TUİÇ Sözlük sitesinden
Gezinti kısmına atla Arama kısmına atla

Minimalizm (minarşizm, minimal devletçilik) mümkün olan en az yetkiye sahip bir durumu ifade eder. Siyaset felsefesinde, devletin görevlerinin bir anarşi biçimi haline gelmeden daha fazla azaltılamayacak kadar minimal olduğu bir terimdir. Minimal bir devlette, hükümetin sorumlulukları bireyleri baskı, dolandırıcılık ve hırsızlıktan korumak, mağdurlardan tazminat talep etmek ve ülkeyi yabancı saldırganlıktan korumakla sınırlıdır. Minimal bir devletteki tek devlet kurumu polis, yargı sistemleri ve ordu olacaktır. Minarşistler genellikle bırakınız yapsınlar (laissez-faire) yaklaşımının ekonomik refahı artıracağını düşünürler.
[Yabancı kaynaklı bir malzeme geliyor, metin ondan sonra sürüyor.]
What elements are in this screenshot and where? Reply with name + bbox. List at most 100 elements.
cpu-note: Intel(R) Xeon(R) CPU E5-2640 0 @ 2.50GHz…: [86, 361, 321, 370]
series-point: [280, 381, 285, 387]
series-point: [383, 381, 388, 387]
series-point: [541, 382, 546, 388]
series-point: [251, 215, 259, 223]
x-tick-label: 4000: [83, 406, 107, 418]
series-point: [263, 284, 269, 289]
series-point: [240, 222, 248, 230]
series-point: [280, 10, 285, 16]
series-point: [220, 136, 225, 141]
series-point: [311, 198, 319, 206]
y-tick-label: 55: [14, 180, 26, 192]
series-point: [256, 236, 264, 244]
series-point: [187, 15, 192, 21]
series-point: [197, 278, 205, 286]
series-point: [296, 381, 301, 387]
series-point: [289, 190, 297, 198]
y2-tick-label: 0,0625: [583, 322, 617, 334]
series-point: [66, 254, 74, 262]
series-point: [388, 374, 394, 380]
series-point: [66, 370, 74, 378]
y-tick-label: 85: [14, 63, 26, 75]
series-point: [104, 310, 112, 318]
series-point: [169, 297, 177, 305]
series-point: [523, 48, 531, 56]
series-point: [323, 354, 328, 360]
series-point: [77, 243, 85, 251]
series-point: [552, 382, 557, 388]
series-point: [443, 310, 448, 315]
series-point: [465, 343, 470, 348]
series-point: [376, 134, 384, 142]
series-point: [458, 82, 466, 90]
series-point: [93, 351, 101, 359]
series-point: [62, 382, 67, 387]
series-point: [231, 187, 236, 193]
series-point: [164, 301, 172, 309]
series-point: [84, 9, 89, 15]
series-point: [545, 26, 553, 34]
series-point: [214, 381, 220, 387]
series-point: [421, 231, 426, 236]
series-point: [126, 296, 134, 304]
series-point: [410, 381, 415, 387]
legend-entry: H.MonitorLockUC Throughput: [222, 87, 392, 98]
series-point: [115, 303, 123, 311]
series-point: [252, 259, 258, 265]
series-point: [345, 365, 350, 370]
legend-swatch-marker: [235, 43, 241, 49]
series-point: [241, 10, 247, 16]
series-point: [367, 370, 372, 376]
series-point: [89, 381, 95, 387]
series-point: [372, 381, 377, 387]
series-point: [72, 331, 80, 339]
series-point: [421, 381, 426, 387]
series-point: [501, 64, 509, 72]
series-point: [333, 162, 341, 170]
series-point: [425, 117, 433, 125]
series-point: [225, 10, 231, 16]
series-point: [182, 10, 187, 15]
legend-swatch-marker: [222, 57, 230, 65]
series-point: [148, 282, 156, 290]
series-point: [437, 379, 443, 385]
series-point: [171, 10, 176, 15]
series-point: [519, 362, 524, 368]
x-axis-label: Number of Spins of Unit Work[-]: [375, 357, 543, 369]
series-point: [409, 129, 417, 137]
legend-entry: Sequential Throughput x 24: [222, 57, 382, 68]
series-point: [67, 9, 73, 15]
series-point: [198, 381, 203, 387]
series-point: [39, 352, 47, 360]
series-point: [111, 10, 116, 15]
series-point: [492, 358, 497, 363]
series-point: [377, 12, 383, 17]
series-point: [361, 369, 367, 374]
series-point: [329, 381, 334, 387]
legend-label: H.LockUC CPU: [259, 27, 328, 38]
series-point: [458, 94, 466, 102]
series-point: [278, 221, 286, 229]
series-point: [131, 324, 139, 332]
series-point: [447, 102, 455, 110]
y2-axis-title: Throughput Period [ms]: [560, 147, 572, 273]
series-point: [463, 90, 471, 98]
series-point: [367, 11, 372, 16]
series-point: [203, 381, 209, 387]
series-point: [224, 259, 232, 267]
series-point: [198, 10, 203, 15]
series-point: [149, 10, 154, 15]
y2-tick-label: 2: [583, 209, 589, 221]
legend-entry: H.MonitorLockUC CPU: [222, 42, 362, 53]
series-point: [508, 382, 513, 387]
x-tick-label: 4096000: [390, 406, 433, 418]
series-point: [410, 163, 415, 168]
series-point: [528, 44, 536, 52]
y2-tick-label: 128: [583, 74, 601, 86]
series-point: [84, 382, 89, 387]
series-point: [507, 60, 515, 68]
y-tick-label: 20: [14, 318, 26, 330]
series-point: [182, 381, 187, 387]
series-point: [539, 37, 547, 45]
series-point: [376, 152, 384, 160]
Minarşizm, özgürlükçü değer ve ilkeleri temel almakla beraber ve herhangi bir devletin değil; yalnızca minimal bir devletin meşru olduğunu savunmakla birlikte, devletin ahlaki olarak meşru veya özgürlüklerin korunması için gerekli olduğu sonucunu tanımlamak için kullanılır.

Bireyin en geniş özgürlük alanına sahip olmasını savunan klasik liberallerin idealidir. Negatif bir devlet görüşünü ifade etmektedir. Bireylerin en geniş özgürlük alanlarından faydalanmasını teşvik eder ve devletin sosyal hayata ya da ekonomiye en ufak etkisini reddeder. Devleti sadece koruma organı olarak görülmektedir. Ancak ve ancak tehdit olduğun da başvurulan bir gece bekçisi gibi görülmektedir. Devletin sınırlarını geriye doğru itme amacı vardır. Devletin görevi sadece bireylerin başka bireylerin özgürlüklerini kısıtlamasını engellemek, güvenliği sağlamak ve anayasayı yürürlükte tutmaktır. Bu görüşe göre, devlet dahili düzeni devam ettirmek için vardır. Özel vatandaşlar arasında yapılan sözleşmeleri ve gönüllü anlaşmaların uygulanması aynı zaman da dıştan gelecek saldırılara karşı koruma ve savunma yapması geriye kalan her şeyin beşeri faktörlerle düzene oturacağına inanılır. [1] Minimal devletin tazminat bedelini karşılamak için vergi koyması için hiçbir gerekçe yoktur. Minimal devlette oy vermeyi haklı kılan hiçbir demokratik süreç veya yöntem yoktur.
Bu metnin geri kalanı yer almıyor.